The summation of length fields should match the input uncomp_size
field.  Note the len fields may not actually be the length of the
original sequences as some CRAM features may additional quality values
(eg the "B" feature).

It can also be beneficial to supply per-record flags so fqzcomp can
determine whether orientation (complement strand) helps and whether
the READ1 vs READ2 quality distributions differ.  These are just
sub-fields from BAM FLAG.

The fqz_gparams will normally be passed in as NULL and the encoder
will automatically select parameters.  If you wish to fine tune the
compression methods, see the fqz_params and fqz_gparams structures in
the header file.  You may also find the fqz_qual_stats() utility
function helpful for gathering statistics on your quality values.

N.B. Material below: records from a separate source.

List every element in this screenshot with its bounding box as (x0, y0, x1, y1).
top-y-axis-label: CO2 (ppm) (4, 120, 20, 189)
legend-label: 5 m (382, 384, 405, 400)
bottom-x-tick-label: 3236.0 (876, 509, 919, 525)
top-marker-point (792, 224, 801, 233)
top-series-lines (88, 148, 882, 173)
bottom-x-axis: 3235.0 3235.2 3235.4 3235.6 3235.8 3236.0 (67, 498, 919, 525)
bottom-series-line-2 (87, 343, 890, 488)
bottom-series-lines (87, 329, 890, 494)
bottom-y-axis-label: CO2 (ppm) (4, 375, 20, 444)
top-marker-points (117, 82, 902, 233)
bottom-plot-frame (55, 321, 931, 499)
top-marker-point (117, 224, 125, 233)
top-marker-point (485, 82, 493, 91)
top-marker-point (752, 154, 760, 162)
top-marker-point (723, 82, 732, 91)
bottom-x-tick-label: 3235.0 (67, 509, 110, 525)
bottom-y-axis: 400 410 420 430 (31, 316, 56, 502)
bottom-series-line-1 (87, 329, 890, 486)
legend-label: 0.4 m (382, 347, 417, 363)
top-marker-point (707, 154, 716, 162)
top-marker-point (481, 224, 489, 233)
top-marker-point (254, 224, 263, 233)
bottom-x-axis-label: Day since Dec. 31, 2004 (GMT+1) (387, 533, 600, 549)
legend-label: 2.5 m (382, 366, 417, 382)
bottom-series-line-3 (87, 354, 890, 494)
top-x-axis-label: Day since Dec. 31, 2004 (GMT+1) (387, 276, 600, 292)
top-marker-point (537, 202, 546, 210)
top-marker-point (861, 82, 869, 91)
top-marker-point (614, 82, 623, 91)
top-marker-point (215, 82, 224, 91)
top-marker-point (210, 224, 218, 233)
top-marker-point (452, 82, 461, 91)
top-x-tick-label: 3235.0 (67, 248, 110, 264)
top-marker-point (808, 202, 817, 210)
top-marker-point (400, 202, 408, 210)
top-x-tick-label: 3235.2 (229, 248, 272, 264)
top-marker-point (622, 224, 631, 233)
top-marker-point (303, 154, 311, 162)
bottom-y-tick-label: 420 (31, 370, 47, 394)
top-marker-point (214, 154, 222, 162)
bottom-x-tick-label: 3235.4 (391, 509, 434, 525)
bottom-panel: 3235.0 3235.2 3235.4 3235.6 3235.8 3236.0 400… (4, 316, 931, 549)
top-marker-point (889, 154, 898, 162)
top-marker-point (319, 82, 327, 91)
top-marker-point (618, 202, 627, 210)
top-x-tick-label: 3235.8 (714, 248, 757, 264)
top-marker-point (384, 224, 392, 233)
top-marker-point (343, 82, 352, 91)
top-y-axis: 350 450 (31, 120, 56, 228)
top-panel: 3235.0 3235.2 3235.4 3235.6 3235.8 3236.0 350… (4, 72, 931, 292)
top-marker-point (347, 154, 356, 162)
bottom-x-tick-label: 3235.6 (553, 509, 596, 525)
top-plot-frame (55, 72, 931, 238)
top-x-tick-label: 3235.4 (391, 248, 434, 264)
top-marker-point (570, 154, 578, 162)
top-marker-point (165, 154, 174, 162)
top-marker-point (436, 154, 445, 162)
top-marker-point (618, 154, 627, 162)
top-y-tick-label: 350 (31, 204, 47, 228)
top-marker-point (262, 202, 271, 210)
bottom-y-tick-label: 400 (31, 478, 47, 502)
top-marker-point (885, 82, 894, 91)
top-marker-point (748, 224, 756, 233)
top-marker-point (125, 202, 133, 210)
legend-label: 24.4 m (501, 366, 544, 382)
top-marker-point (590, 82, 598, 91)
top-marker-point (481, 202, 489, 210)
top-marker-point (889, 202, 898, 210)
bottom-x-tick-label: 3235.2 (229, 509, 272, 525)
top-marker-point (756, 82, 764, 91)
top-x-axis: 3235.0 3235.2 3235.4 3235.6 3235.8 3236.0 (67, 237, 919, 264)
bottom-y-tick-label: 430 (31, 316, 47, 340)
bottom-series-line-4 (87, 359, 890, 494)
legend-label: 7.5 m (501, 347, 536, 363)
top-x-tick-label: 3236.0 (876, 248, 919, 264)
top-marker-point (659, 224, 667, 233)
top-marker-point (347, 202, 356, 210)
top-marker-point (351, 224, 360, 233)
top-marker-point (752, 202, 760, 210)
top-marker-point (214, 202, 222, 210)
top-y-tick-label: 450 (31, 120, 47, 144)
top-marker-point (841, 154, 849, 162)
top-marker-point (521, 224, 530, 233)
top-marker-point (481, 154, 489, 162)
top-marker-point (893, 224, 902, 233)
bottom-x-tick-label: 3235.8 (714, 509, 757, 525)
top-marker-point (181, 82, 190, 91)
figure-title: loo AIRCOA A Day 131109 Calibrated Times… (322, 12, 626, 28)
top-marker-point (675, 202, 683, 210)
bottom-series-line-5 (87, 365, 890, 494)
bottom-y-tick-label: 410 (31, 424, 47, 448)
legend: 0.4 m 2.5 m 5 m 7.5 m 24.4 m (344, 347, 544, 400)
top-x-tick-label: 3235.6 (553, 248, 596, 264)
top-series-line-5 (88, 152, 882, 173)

For decompression, the lengths array is optional and may be specified
as NULL.  If passed in, it must be of size nlengths and it will be
filled out with the decoded length of each quality string.  Note
regardless of whether lengths is NULL or not, the buffer returned will
be concatenated values so there is no way to tell where one record
finishes and the next starts.  (CRAM itself knows this via other means.)